I am not trying to come off rude, but it really is your responsibility to ask the questions when someone is providing you a service. No matter what the book says, your idea of a "service" is different than what the dealer considers as a "service". Don't blame them for not doing something you consider important that they don't. We see this all the time in the auto industry. Customers do not ask and then when they don't receive what they expected, the shop is blamed for it. We educate our customers to ask the hard questions, demand details and have a record of what was done and offered. When we do a used car pre-purchase inspection we go though this in detail and it amazes me how many people are unaware that they can actually ask questions.
Dealers in the UK, and VW dealers have a particular reputation for this, would never miss an opportunity to get the customer to spend more money with them.

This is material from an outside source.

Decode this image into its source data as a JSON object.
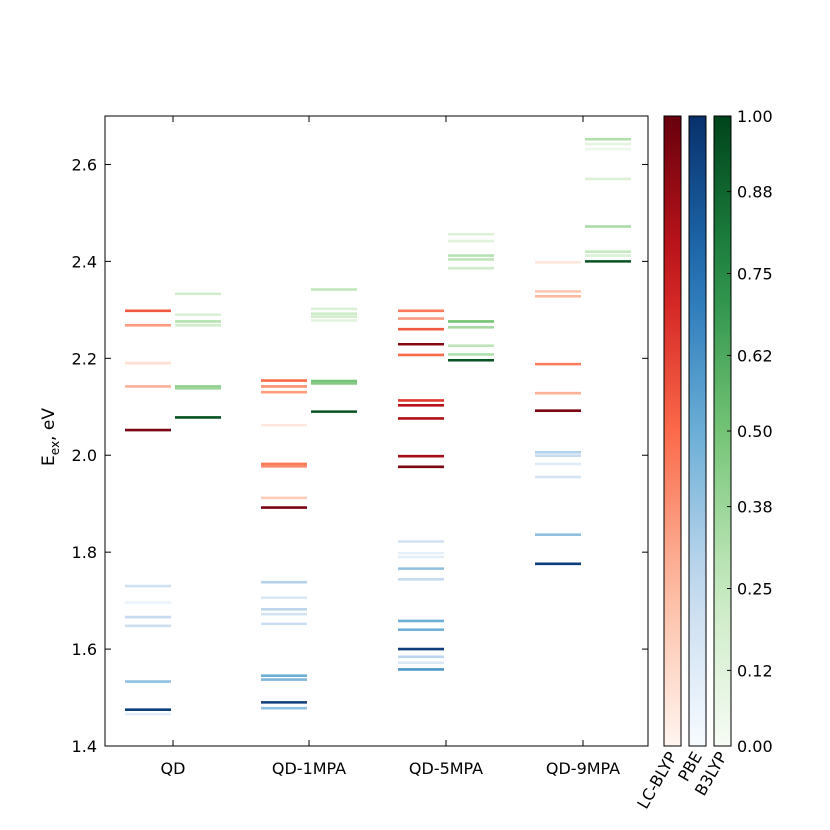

Everyone in service at dealerships is targeted and bonused on this.
Few customers understand service schedules and VW don't help themselves as the schedule changes at year 4 - for the first 3 years here the cars get little more than an oil change and some checks. The schedule and work required is also different depending on whether the car is on fixed interval or variable servicing.
For instance, I've been told air conditioning service is "mandatory" at 2 years, yet try and get the dealers to do the 3rd year brake fluid change as part of the initial discounted service contract and they'll refuse and make you pay extra, saying it's not included as it's a "customer option".